Have the old ones just not stood the test of time, or were they really that bad first time around?

 

[Joe 90]
Joe 90
6. Unfinishable ... even I won't watch them
Adam Adamant Lives! • 1966-67 • an Edwardian adventurer, frozen in 1902, thaws out in swinging 1960s London • now in the 1990s even the 'modern' scenes look like costume drama, and the plots and dialogue are cringe-making
Battlestar Galactica •  the original version
Buck Rogers in the 25th Century
Crime Traveller • 1997 • A detective and a research scientist use a time machine to solve crimes before they happen. But the plotting itself is criminal (best bit: the scientist drives to the time machine, parks her car, travels back a few hours, gets in her car, and drives away!)
Doomwatch • 1970-72
Early Edition • 1997 • The protagonist gets tomorrow's newspaper, and can prevent the tragedies. Great premiss, cloying realisation.

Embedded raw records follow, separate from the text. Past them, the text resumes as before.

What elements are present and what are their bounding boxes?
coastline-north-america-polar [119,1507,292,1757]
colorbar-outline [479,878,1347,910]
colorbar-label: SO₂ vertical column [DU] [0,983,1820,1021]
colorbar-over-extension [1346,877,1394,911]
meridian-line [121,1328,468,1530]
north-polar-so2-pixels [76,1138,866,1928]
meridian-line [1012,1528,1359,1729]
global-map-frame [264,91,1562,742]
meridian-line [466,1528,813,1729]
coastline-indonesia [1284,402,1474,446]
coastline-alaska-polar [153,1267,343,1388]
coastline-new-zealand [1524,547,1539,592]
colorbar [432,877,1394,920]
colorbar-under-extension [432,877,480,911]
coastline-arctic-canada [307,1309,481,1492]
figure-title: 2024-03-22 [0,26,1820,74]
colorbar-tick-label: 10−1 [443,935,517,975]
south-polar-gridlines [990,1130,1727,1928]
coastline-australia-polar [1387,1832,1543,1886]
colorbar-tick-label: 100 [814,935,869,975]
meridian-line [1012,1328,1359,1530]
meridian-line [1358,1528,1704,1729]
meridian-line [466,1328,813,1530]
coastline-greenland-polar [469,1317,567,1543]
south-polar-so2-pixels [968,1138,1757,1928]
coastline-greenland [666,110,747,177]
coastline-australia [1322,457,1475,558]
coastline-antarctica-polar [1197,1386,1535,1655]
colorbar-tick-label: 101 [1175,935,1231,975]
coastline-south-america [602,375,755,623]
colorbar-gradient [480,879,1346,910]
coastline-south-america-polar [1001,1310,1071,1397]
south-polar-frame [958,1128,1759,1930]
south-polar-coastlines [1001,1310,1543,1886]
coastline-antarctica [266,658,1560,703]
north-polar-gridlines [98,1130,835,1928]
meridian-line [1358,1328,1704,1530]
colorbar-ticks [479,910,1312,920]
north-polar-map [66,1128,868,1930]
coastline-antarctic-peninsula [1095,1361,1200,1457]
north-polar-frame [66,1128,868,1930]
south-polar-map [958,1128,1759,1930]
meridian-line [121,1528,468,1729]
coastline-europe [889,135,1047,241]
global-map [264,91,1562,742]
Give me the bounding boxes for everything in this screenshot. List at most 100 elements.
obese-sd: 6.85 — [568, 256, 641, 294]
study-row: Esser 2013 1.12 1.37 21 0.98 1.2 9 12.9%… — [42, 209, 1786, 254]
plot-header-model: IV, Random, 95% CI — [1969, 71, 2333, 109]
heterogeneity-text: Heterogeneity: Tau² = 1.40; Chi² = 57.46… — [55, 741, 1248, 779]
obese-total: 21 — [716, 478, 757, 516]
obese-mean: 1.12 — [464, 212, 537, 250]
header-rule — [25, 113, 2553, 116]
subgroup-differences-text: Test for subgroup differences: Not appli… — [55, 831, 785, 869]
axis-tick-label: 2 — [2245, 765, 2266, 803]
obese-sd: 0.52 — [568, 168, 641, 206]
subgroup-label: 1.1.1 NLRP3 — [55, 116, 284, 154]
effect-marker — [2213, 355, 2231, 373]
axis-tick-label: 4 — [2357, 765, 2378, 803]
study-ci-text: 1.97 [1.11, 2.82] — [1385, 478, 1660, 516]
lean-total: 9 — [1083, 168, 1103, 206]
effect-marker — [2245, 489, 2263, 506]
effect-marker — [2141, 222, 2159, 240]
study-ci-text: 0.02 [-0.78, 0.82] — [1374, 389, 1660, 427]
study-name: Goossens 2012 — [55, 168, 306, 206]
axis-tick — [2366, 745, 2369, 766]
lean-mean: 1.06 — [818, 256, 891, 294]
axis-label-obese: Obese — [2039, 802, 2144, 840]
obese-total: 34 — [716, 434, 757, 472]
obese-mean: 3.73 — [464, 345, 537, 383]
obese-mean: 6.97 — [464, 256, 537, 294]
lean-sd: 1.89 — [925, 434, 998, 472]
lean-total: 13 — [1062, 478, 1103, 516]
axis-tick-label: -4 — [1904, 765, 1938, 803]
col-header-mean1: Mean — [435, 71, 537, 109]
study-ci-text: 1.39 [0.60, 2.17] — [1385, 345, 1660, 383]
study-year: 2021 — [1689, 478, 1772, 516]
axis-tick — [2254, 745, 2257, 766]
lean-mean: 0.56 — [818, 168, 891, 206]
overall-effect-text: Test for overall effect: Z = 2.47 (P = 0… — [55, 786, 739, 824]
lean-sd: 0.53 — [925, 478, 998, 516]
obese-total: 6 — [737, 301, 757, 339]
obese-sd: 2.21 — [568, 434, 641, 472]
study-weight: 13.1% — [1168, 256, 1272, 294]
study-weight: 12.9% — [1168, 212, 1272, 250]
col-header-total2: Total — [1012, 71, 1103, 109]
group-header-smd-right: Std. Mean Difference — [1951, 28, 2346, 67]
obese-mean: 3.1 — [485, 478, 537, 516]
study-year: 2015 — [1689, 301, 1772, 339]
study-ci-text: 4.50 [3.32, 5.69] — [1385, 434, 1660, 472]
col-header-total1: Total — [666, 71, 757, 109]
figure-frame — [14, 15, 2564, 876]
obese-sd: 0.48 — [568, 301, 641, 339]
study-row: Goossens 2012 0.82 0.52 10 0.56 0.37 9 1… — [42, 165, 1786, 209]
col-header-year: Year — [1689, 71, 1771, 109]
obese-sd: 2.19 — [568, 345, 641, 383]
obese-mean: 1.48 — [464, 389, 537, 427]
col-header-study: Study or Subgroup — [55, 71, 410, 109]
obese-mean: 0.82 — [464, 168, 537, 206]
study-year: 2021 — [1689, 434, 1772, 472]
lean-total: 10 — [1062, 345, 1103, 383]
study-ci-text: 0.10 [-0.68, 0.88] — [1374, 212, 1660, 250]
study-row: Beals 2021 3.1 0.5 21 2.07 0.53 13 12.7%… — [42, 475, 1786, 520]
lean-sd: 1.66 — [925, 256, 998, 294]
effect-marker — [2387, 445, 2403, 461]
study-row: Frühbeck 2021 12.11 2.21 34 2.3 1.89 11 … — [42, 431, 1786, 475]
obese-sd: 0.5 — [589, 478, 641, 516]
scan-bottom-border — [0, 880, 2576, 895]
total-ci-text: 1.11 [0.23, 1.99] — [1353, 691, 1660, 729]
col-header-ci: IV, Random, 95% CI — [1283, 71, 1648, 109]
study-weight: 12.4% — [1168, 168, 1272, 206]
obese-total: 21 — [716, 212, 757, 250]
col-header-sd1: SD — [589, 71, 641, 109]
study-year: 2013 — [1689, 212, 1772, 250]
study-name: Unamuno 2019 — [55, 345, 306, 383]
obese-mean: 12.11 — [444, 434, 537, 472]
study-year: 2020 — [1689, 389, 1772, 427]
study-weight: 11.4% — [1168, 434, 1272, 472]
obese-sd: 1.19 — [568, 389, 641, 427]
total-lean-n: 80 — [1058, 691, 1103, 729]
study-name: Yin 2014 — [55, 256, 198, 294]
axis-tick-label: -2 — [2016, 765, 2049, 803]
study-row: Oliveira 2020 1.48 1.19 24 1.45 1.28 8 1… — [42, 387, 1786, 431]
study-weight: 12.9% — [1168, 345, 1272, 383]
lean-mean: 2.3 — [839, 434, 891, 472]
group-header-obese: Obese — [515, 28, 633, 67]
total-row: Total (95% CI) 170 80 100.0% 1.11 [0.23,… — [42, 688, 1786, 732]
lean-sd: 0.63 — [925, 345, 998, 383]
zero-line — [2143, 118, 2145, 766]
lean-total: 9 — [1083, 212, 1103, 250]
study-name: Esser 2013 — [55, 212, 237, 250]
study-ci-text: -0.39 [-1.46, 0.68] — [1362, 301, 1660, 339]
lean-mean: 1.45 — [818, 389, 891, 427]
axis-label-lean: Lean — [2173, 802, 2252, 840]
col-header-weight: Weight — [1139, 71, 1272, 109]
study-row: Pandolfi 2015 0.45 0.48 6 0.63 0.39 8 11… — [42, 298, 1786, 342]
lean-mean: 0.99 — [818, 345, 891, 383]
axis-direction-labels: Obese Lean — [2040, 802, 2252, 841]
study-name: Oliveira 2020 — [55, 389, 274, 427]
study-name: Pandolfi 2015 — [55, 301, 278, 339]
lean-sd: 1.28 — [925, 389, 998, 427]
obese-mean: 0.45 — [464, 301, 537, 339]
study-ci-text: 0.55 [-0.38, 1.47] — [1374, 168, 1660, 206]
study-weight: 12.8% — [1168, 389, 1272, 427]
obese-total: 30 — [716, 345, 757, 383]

Hex • 2004 • "British Buffy" flops
Joe 90 • 1968 • just what would the Social Services say today?
Land of the Giants • most of the SFX were done with camera angles.
The Last Train • 1999 • a bunch of passengers get frozen and survive a meteor impact, then bore us to death
Lost in Space • I would have spaced Dr Zachary Smith in episode 1. Bill Mumy (Will Robinson) grew up to play Lenier in the infinitely superior Babylon 5.
Supercar • 1961
The Time Tunnel
The Visitor • 1997? • A pilot lost in the Bermuda Triangle in 1944 is returned today, with some mysterious mission to complete, possibly that of enacting every cliché in the book.